Sunday 16 December 2012

Barbados - and Wales

We made our landfall at about 18:00 local time, near Bridgetown, in the commercial port. Not designed for small sailing vessels, we carefully positioned Chelone alongside one of the large buffers used for cruise liners, and John and Susie set off for customs. Louise and Ross offloaded our rubbish, including a couple of redundant quilts, and I stayed on the boat. Elated now. Yes.

An hour later, we were attached to a mooring just off the two yacht clubs at the Southern end of Carlisle Bay. A quick dinghy ride. A well deserved shower, some grilled Marlin Rotis, with Searing hot pepper sauce, and the rum punches started flowing...








I was alone with my hangover in the morning. I gave Chelone a brief clean as the others went ashore.


John then took Chelone into the Careenage, and tied up right in the centre of Bridgetown.



It's strange. About 6 days from shore, we'd been talking about what we missed most. For some, it was cold beer. For others, chocolate. We all missed showers. Oddly, I had developed a craving for an ice cold lemon sorbet. Finding one, in Bridgetown, left me smiling, and letting out all sorts of strange, but apreciative noises.


We then went our separate ways. I was concerned about the availability of flights leading up to Christmas and, possibly, the bad weather back in the UK affecting this. When I found out there were only seven seats left on one flight a couple of days later, Louise, Ross and I decided to book immediately, rather than risk waiting any longer. A couple of hours later, it was job done, and Louise and I repaired to 'The Waterfront' for some local seafood, creole style. Louise's Flying fish with plantains and fish broth was particularly good.

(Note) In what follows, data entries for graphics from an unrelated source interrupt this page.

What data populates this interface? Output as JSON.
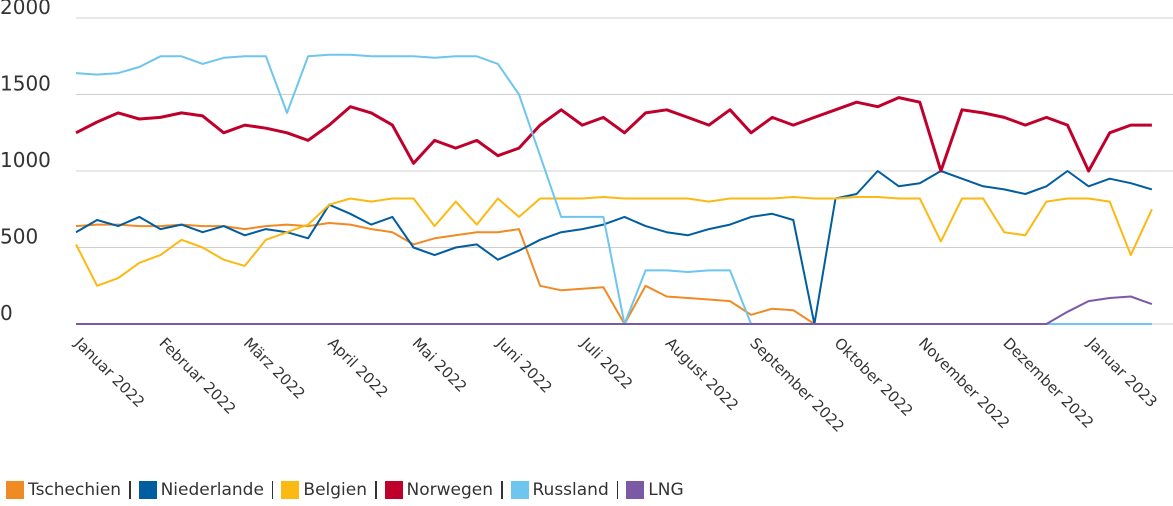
{
  "chart_data": {
    "type": "line",
    "categories": [
      "Januar 2022",
      null,
      null,
      null,
      "Februar 2022",
      null,
      null,
      null,
      "März 2022",
      null,
      null,
      null,
      "April 2022",
      null,
      null,
      null,
      "Mai 2022",
      null,
      null,
      null,
      "Juni 2022",
      null,
      null,
      null,
      "Juli 2022",
      null,
      null,
      null,
      "August 2022",
      null,
      null,
      null,
      "September 2022",
      null,
      null,
      null,
      "Oktober 2022",
      null,
      null,
      null,
      "November 2022",
      null,
      null,
      null,
      "Dezember 2022",
      null,
      null,
      null,
      "Januar 2023",
      null,
      null,
      null
    ],
    "ylim": [
      0,
      2000
    ],
    "yticks": [
      0,
      500,
      1000,
      1500,
      2000
    ],
    "grid": true,
    "series": [
      {
        "name": "Tschechien",
        "color": "#f08a24",
        "values": [
          640,
          650,
          650,
          640,
          640,
          650,
          640,
          640,
          620,
          640,
          650,
          640,
          660,
          650,
          620,
          600,
          520,
          560,
          580,
          600,
          600,
          620,
          250,
          220,
          230,
          240,
          0,
          250,
          180,
          170,
          160,
          150,
          60,
          100,
          90,
          0,
          0,
          0,
          0,
          0,
          0,
          0,
          0,
          0,
          0,
          0,
          0,
          0,
          0,
          0,
          0,
          0
        ]
      },
      {
        "name": "Niederlande",
        "color": "#005da0",
        "values": [
          600,
          680,
          640,
          700,
          620,
          650,
          600,
          640,
          580,
          620,
          600,
          560,
          780,
          720,
          650,
          700,
          500,
          450,
          500,
          520,
          420,
          480,
          550,
          600,
          620,
          650,
          700,
          640,
          600,
          580,
          620,
          650,
          700,
          720,
          680,
          0,
          820,
          850,
          1000,
          900,
          920,
          1000,
          950,
          900,
          880,
          850,
          900,
          1000,
          900,
          950,
          920,
          880
        ]
      },
      {
        "name": "Belgien",
        "color": "#fbb913",
        "values": [
          520,
          250,
          300,
          400,
          450,
          550,
          500,
          420,
          380,
          550,
          600,
          650,
          780,
          820,
          800,
          820,
          820,
          640,
          800,
          650,
          820,
          700,
          820,
          820,
          820,
          830,
          820,
          820,
          820,
          820,
          800,
          820,
          820,
          820,
          830,
          820,
          820,
          830,
          830,
          820,
          820,
          540,
          820,
          820,
          600,
          580,
          800,
          820,
          820,
          800,
          450,
          750
        ]
      },
      {
        "name": "Norwegen",
        "color": "#c0002c",
        "values": [
          1250,
          1320,
          1380,
          1340,
          1350,
          1380,
          1360,
          1250,
          1300,
          1280,
          1250,
          1200,
          1300,
          1420,
          1380,
          1300,
          1050,
          1200,
          1150,
          1200,
          1100,
          1150,
          1300,
          1400,
          1300,
          1350,
          1250,
          1380,
          1400,
          1350,
          1300,
          1400,
          1250,
          1350,
          1300,
          1350,
          1400,
          1450,
          1420,
          1480,
          1450,
          1000,
          1400,
          1380,
          1350,
          1300,
          1350,
          1300,
          1000,
          1250,
          1300,
          1300
        ]
      },
      {
        "name": "Russland",
        "color": "#6ec5ee",
        "values": [
          1640,
          1630,
          1640,
          1680,
          1750,
          1750,
          1700,
          1740,
          1750,
          1750,
          1380,
          1750,
          1760,
          1760,
          1750,
          1750,
          1750,
          1740,
          1750,
          1750,
          1700,
          1500,
          1100,
          700,
          700,
          700,
          0,
          350,
          350,
          340,
          350,
          350,
          0,
          0,
          0,
          0,
          0,
          0,
          0,
          0,
          0,
          0,
          0,
          0,
          0,
          0,
          0,
          0,
          0,
          0,
          0,
          0
        ]
      },
      {
        "name": "LNG",
        "color": "#7c59a4",
        "values": [
          0,
          0,
          0,
          0,
          0,
          0,
          0,
          0,
          0,
          0,
          0,
          0,
          0,
          0,
          0,
          0,
          0,
          0,
          0,
          0,
          0,
          0,
          0,
          0,
          0,
          0,
          0,
          0,
          0,
          0,
          0,
          0,
          0,
          0,
          0,
          0,
          0,
          0,
          0,
          0,
          0,
          0,
          0,
          0,
          0,
          0,
          0,
          80,
          150,
          170,
          180,
          130
        ]
      }
    ]
  }
}
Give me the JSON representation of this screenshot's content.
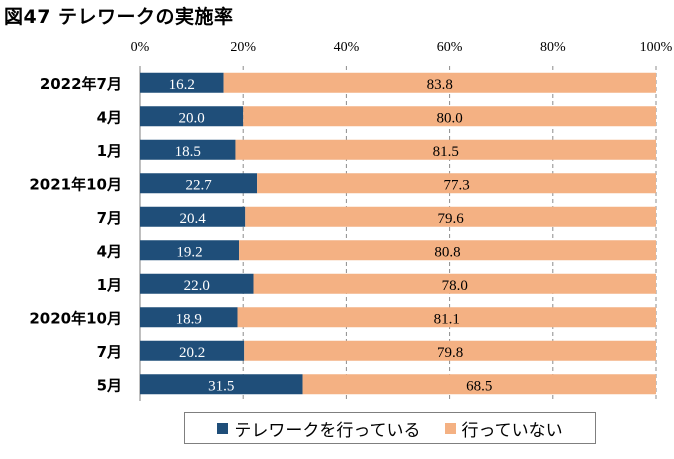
{
  "chart_data": {
    "type": "bar",
    "orientation": "horizontal",
    "stacked": true,
    "percent_stacked": true,
    "title": "図47 テレワークの実施率",
    "categories": [
      "2022年7月",
      "4月",
      "1月",
      "2021年10月",
      "7月",
      "4月",
      "1月",
      "2020年10月",
      "7月",
      "5月"
    ],
    "series": [
      {
        "name": "テレワークを行っている",
        "color": "#1f4e79",
        "values": [
          16.2,
          20.0,
          18.5,
          22.7,
          20.4,
          19.2,
          22.0,
          18.9,
          20.2,
          31.5
        ]
      },
      {
        "name": "行っていない",
        "color": "#f4b183",
        "values": [
          83.8,
          80.0,
          81.5,
          77.3,
          79.6,
          80.8,
          78.0,
          81.1,
          79.8,
          68.5
        ]
      }
    ],
    "value_labels": [
      [
        "16.2",
        "20.0",
        "18.5",
        "22.7",
        "20.4",
        "19.2",
        "22.0",
        "18.9",
        "20.2",
        "31.5"
      ],
      [
        "83.8",
        "80.0",
        "81.5",
        "77.3",
        "79.6",
        "80.8",
        "78.0",
        "81.1",
        "79.8",
        "68.5"
      ]
    ],
    "xlim": [
      0,
      100
    ],
    "x_ticks": [
      "0%",
      "20%",
      "40%",
      "60%",
      "80%",
      "100%"
    ],
    "grid": true,
    "gridline_style": "dashed",
    "legend_position": "bottom"
  }
}
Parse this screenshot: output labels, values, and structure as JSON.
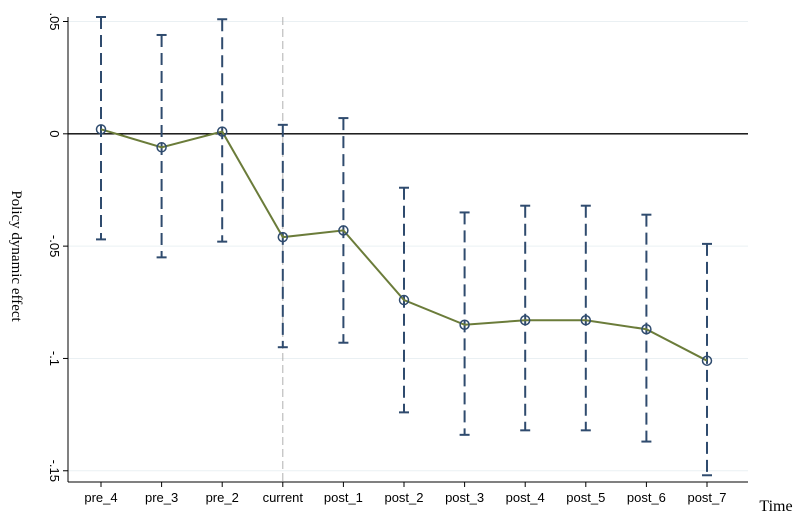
{
  "chart_data": {
    "type": "line",
    "title": "",
    "xlabel": "Time",
    "ylabel": "Policy dynamic effect",
    "categories": [
      "pre_4",
      "pre_3",
      "pre_2",
      "current",
      "post_1",
      "post_2",
      "post_3",
      "post_4",
      "post_5",
      "post_6",
      "post_7"
    ],
    "series": [
      {
        "values": [
          0.002,
          -0.006,
          0.001,
          -0.046,
          -0.043,
          -0.074,
          -0.085,
          -0.083,
          -0.083,
          -0.087,
          -0.101
        ],
        "ci_lower": [
          -0.047,
          -0.055,
          -0.048,
          -0.095,
          -0.093,
          -0.124,
          -0.134,
          -0.132,
          -0.132,
          -0.137,
          -0.152
        ],
        "ci_upper": [
          0.052,
          0.044,
          0.051,
          0.004,
          0.007,
          -0.024,
          -0.035,
          -0.032,
          -0.032,
          -0.036,
          -0.049
        ]
      }
    ],
    "yticks": [
      0.05,
      0,
      -0.05,
      -0.1,
      -0.15
    ],
    "ytick_labels": [
      ".05",
      "0",
      "-.05",
      "-.1",
      "-.15"
    ],
    "ylim": [
      -0.155,
      0.052
    ],
    "reference_line_y": 0,
    "event_line_category": "current",
    "grid": true,
    "colors": {
      "line": "#6b7c3a",
      "ci": "#2f4b6e",
      "marker": "#2f4b6e",
      "grid": "#eaf0f3",
      "event_line": "#b0b0b0",
      "reference": "#000000"
    }
  }
}
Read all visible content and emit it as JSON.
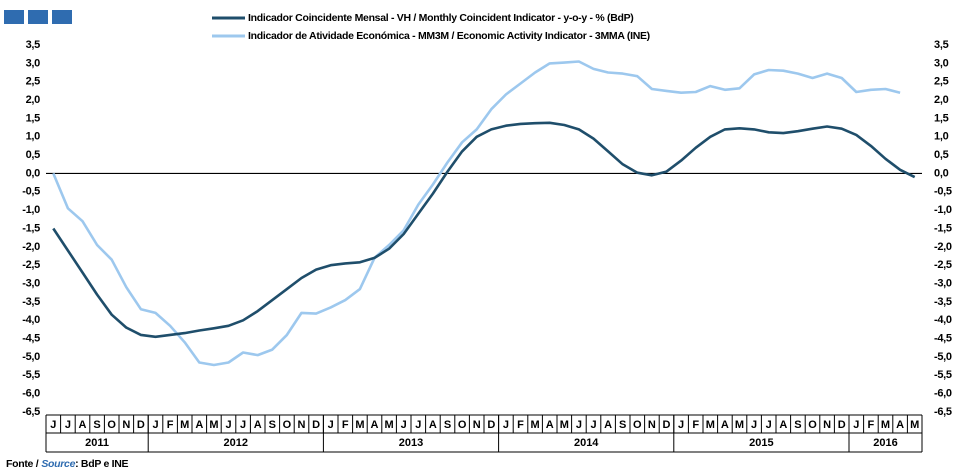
{
  "chart_data": {
    "type": "line",
    "series": [
      {
        "name": "Indicador Coincidente Mensal - VH / Monthly Coincident Indicator - y-o-y - % (BdP)",
        "color": "#1f4e6b",
        "values": [
          -1.5,
          -2.1,
          -2.7,
          -3.3,
          -3.85,
          -4.2,
          -4.4,
          -4.45,
          -4.4,
          -4.35,
          -4.28,
          -4.22,
          -4.15,
          -4.0,
          -3.75,
          -3.45,
          -3.15,
          -2.85,
          -2.62,
          -2.5,
          -2.45,
          -2.42,
          -2.3,
          -2.05,
          -1.65,
          -1.1,
          -0.55,
          0.05,
          0.6,
          1.0,
          1.2,
          1.3,
          1.35,
          1.37,
          1.38,
          1.32,
          1.2,
          0.95,
          0.6,
          0.25,
          0.02,
          -0.05,
          0.05,
          0.35,
          0.7,
          1.0,
          1.2,
          1.23,
          1.2,
          1.12,
          1.1,
          1.15,
          1.22,
          1.28,
          1.22,
          1.05,
          0.75,
          0.4,
          0.1,
          -0.1
        ]
      },
      {
        "name": "Indicador de Atividade Económica - MM3M / Economic Activity Indicator - 3MMA (INE)",
        "color": "#9dc8ee",
        "values": [
          0.0,
          -0.95,
          -1.3,
          -1.95,
          -2.35,
          -3.1,
          -3.7,
          -3.8,
          -4.15,
          -4.6,
          -5.15,
          -5.22,
          -5.15,
          -4.88,
          -4.95,
          -4.8,
          -4.4,
          -3.8,
          -3.82,
          -3.65,
          -3.45,
          -3.15,
          -2.3,
          -1.95,
          -1.55,
          -0.85,
          -0.3,
          0.3,
          0.85,
          1.2,
          1.75,
          2.15,
          2.45,
          2.75,
          3.0,
          3.02,
          3.05,
          2.85,
          2.75,
          2.72,
          2.65,
          2.3,
          2.25,
          2.2,
          2.22,
          2.38,
          2.28,
          2.32,
          2.7,
          2.82,
          2.8,
          2.72,
          2.6,
          2.72,
          2.6,
          2.22,
          2.28,
          2.3,
          2.2,
          null
        ]
      }
    ],
    "categories": [
      "J",
      "J",
      "A",
      "S",
      "O",
      "N",
      "D",
      "J",
      "F",
      "M",
      "A",
      "M",
      "J",
      "J",
      "A",
      "S",
      "O",
      "N",
      "D",
      "J",
      "F",
      "M",
      "A",
      "M",
      "J",
      "J",
      "A",
      "S",
      "O",
      "N",
      "D",
      "J",
      "F",
      "M",
      "A",
      "M",
      "J",
      "J",
      "A",
      "S",
      "O",
      "N",
      "D",
      "J",
      "F",
      "M",
      "A",
      "M",
      "J",
      "J",
      "A",
      "S",
      "O",
      "N",
      "D",
      "J",
      "F",
      "M",
      "A",
      "M"
    ],
    "years": [
      "2011",
      "2012",
      "2013",
      "2014",
      "2015",
      "2016"
    ],
    "ylim": [
      -6.5,
      3.5
    ],
    "yticks": [
      {
        "value": 3.5,
        "label": "3,5"
      },
      {
        "value": 3.0,
        "label": "3,0"
      },
      {
        "value": 2.5,
        "label": "2,5"
      },
      {
        "value": 2.0,
        "label": "2,0"
      },
      {
        "value": 1.5,
        "label": "1,5"
      },
      {
        "value": 1.0,
        "label": "1,0"
      },
      {
        "value": 0.5,
        "label": "0,5"
      },
      {
        "value": 0,
        "label": "0,0"
      },
      {
        "value": -0.5,
        "label": "-0,5"
      },
      {
        "value": -1.0,
        "label": "-1,0"
      },
      {
        "value": -1.5,
        "label": "-1,5"
      },
      {
        "value": -2.0,
        "label": "-2,0"
      },
      {
        "value": -2.5,
        "label": "-2,5"
      },
      {
        "value": -3.0,
        "label": "-3,0"
      },
      {
        "value": -3.5,
        "label": "-3,5"
      },
      {
        "value": -4.0,
        "label": "-4,0"
      },
      {
        "value": -4.5,
        "label": "-4,5"
      },
      {
        "value": -5.0,
        "label": "-5,0"
      },
      {
        "value": -5.5,
        "label": "-5,5"
      },
      {
        "value": -6.0,
        "label": "-6,0"
      },
      {
        "value": -6.5,
        "label": "-6,5"
      }
    ],
    "grid": false,
    "source_prefix": "Fonte /",
    "source_en": "Source",
    "source_text": ": BdP e INE"
  }
}
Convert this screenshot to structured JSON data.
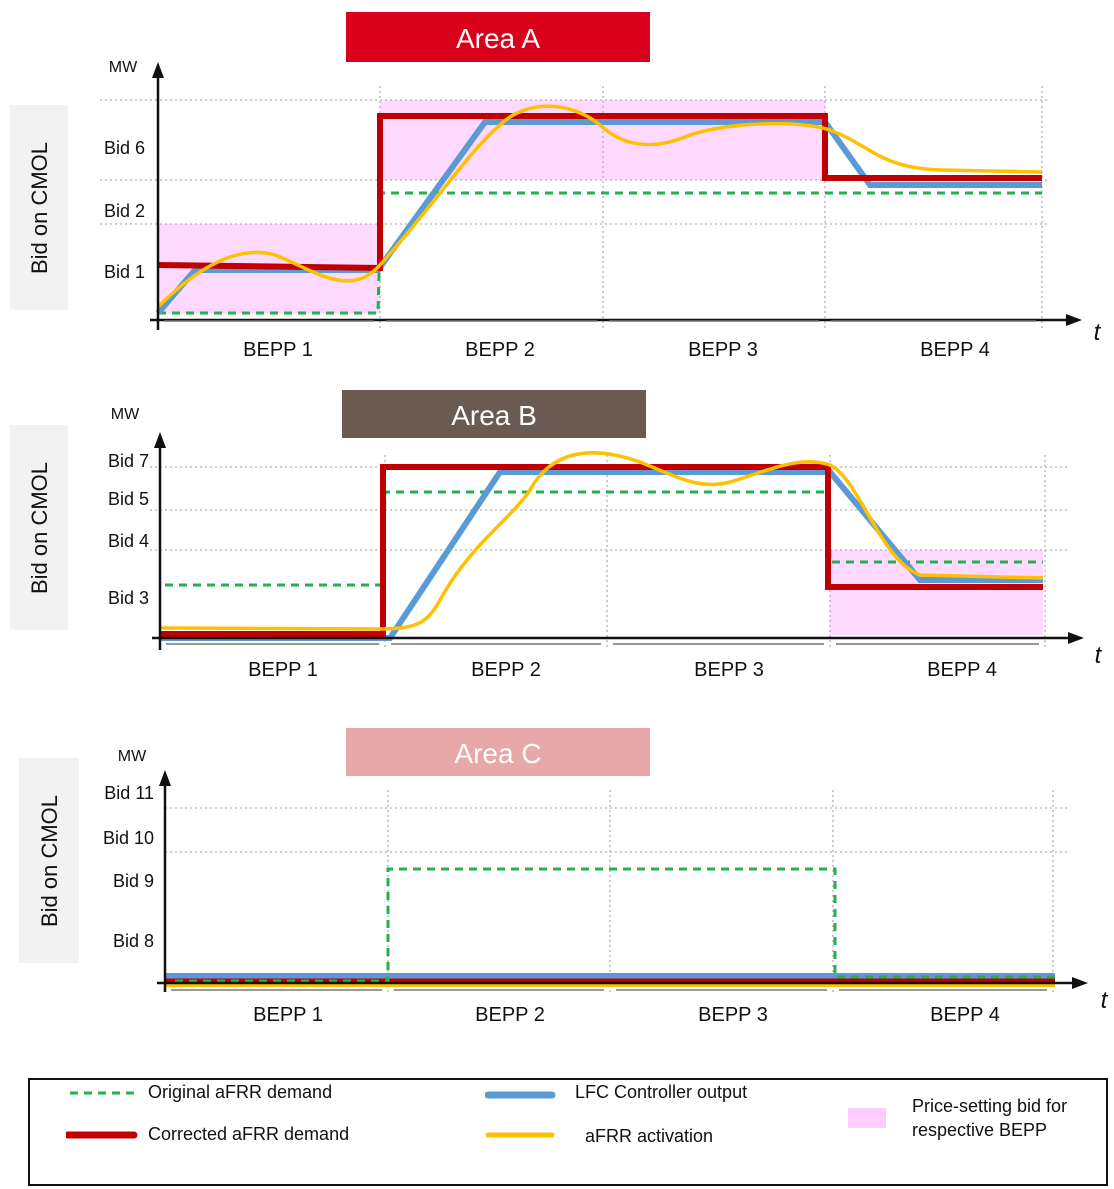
{
  "ylabel_side": "Bid on CMOL",
  "axis_unit": "MW",
  "time_label": "t",
  "periods": [
    "BEPP 1",
    "BEPP 2",
    "BEPP 3",
    "BEPP 4"
  ],
  "colors": {
    "original": "#22b14c",
    "corrected": "#c00000",
    "lfc": "#5b9bd5",
    "activation": "#ffc000",
    "price_bid": "#ffccff",
    "grid": "#b0b0b0"
  },
  "areas": [
    {
      "title": "Area A",
      "title_color": "#d9001b",
      "bids": [
        "Bid 6",
        "Bid 2",
        "Bid 1"
      ]
    },
    {
      "title": "Area B",
      "title_color": "#6b5a52",
      "bids": [
        "Bid 7",
        "Bid 5",
        "Bid 4",
        "Bid 3"
      ]
    },
    {
      "title": "Area C",
      "title_color": "#e8a8a8",
      "bids": [
        "Bid 11",
        "Bid 10",
        "Bid 9",
        "Bid 8"
      ]
    }
  ],
  "legend": {
    "original": "Original aFRR demand",
    "corrected": "Corrected aFRR demand",
    "lfc": "LFC Controller output",
    "activation": "aFRR activation",
    "price_bid": "Price-setting bid for respective BEPP"
  }
}
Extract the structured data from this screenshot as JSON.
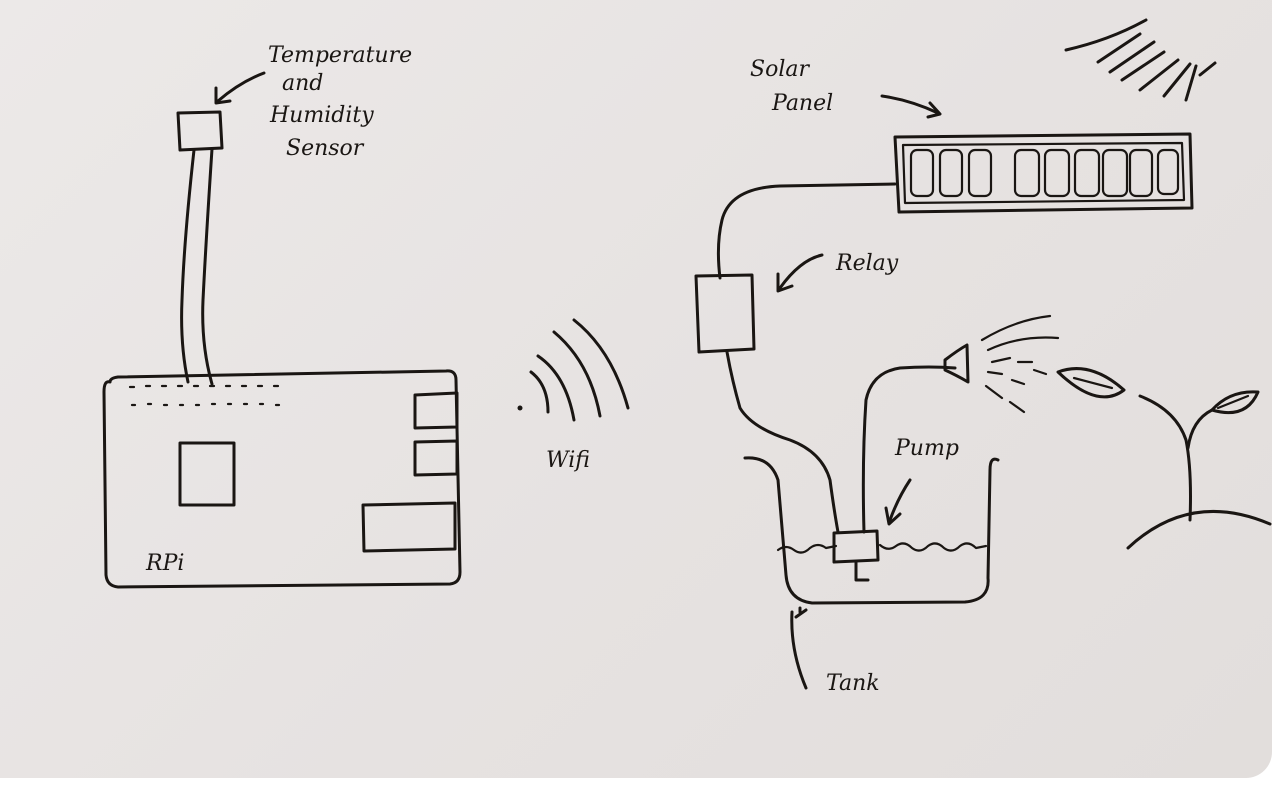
{
  "labels": {
    "sensor_line1": "Temperature",
    "sensor_line2": "and",
    "sensor_line3": "Humidity",
    "sensor_line4": "Sensor",
    "rpi": "RPi",
    "wifi": "Wifi",
    "solar_line1": "Solar",
    "solar_line2": "Panel",
    "relay": "Relay",
    "pump": "Pump",
    "tank": "Tank"
  },
  "colors": {
    "paper": "#e8e4e3",
    "ink": "#1a1613"
  }
}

The town was buzzing. Like so many we've been through on our travels, everyone was friendly and seemed happy.


A jazz band played in the Waterfront that evening. John, myself, Louise and Susie anjoyed yet more beer and cocktails until some o'clock and fell asleep an a tranquil Chelone a bit later. Relax, now, man.


We'd taken Chelone's sails off the day before. Both had torn, and been repaired, but John wanted a Barbados sailmaker to repair them properly before he and Susie began their cruise proper. Blocked fuel filters had limited the revs on Chelone's engine on the way into Barbados, however, and John set about changing them. When all filters had been changed, and the engine still wouldn't rev above 2000, we were all pretty perplexed. Seeing the boat that had safely carried us across 4300 miles of ocean sitting, tied up against the wall with no sails and a sick engine concerned me greatly. John was convinced he coud sort it, however. Louise and Susie rented a car, and we set off for a drive, stopping off for a swim a couple of times.


Holiday brochure stuff. All we need now is turtles said Louise.

 We called in at Oistins fish market. As a lone Egret stalked the offcuts from the day's catch, I wondered which of the five we'd helped he was. 'Would you like to feed the turtles' a voice called from behind.

Louise ran back to the car for her snorkelling mask and we walked out along a jetty - one of the fish merchants carrying a bag of fish scraps. He threw them to Louise, who squealed with excitement as she hand fed up to three large turtles who swam around her.


The day was passing. As sundown approached, three of us turned our thoughts to our 20:10 flight for London Gatwick. John and Susie looked forward to their cruise.





And then it was over. Hugs and kisses at the airport. 4200 miles flown in 7 hours 20 minutes, after being sailed in around seven weeks. My father was there to pick us up at the airport. We dropped Ross off at Cross Hands and had a curry and an early night. In Neath.